If you have chronic rhinosinusitis with nasal polyps (CRwNP), your doctor may recommend injections of the biologic medication dupilumab () or omalizumab (Xolair).

These medications were originally created to treat asthma and allergies. The Food & Drug Administration (FDA) has approved them to treat CRwNP.

Research suggests that they help:

  • reduce polyp size
  • improve symptoms
  • reduce the need for oral steroids and future surgery


Oral antibiotics may be prescribed if you have recurring nasal polyps that cause bacterial sinus infections. These are not long-term solutions, and they don’t help decrease inflammation or directly shrink polyps.

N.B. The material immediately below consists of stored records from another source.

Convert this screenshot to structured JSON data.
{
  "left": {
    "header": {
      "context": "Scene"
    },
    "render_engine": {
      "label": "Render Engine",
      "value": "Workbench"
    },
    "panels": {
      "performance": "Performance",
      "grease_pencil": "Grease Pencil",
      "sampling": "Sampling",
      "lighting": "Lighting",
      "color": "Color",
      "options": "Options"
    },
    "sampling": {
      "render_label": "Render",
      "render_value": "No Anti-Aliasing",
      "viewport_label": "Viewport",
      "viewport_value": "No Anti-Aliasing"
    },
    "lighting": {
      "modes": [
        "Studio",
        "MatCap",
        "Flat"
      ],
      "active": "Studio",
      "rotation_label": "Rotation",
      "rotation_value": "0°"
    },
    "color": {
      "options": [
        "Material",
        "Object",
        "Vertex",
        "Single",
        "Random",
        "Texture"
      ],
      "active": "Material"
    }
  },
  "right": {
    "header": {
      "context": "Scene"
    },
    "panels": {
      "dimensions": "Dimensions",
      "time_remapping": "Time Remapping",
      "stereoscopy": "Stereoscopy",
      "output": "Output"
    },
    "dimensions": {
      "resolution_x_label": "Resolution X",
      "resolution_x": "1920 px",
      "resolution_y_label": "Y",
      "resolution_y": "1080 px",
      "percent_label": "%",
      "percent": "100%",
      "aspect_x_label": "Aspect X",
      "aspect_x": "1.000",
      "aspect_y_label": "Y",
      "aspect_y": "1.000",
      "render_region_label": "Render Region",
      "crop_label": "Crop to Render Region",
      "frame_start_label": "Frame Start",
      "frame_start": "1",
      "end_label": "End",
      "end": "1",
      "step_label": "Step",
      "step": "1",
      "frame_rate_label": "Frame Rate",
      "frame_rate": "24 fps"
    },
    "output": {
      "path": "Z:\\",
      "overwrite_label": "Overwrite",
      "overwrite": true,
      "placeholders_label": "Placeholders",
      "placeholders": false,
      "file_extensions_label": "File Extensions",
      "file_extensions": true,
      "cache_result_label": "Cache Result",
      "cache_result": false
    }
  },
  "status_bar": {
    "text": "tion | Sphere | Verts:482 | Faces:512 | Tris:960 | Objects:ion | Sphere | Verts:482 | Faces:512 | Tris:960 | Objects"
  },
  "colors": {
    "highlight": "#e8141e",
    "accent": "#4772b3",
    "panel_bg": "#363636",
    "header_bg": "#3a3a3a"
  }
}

If you have chronic bacterial sinus infections, your doctor may recommend using an antibiotic nasal rinse. This allows the antibiotic to clear up the infection without having an effect throughout the entire body.

Intranasal polypectomy

Sometimes your doctor may recommend a less invasive nasal polyp removal procedure known as an intranasal polypectomy. It’s performed on an outpatient basis and involves removing the polyps with a suction device.

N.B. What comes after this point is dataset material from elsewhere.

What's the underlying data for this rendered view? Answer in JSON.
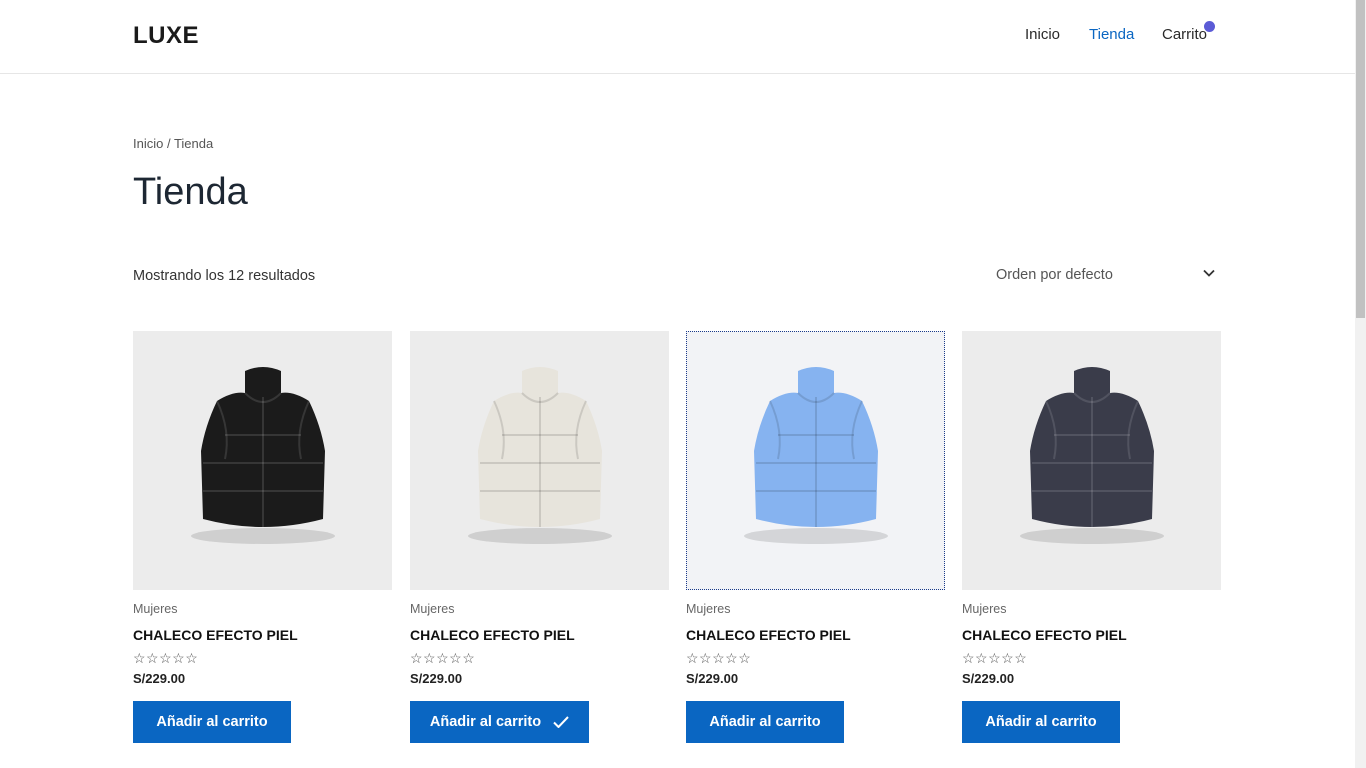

This procedure is usually used in people with polyps that are obstructing the nasal passages. One study published in 2020 found that nearly two-thirds of patients who underwent the procedure had improvements in their symptoms.

The downside is that this procedure only addresses smaller polyps that are closer to the nostrils. It cannot treat polyps located deeper in the nasal or sinus cavities.

Drug-eluting stents

Drug-eluting stents are devices that are inserted into the sinuses following endoscopic sinus surgery. They slowly release corticosteroids into the nasal passageways to help decrease inflammation and improve wound healing. They dissolve on their own with time.

The American Rhinologic Society recommends the use of drug-eluting stents after sinus surgery to help:

  • slow the regrowth of polyps
  • lengthen the time until future surgery is required
  • limit the need for oral steroids

Nasal polyps are commonly seen in people with chronic rhinosinusitis. While benign, these growths can cause uncomfortable symptoms that affect your daily life, including congestion, runny nose, loss of smell, and more.

Surgery is the only way to get rid of nasal polyps completely and is frequently recommended for larger polyps. It’s likely that polyps will eventually return months to years after they’ve been removed.

You may need to take prescription medications after surgery to help decrease inflammation and polyp size.

Common options include:

  • nasal steroid sprays
  • saline nasal rinses
  • allergy medications
  • biologics

While these medications can’t replace surgery, some may help you avoid a second operation.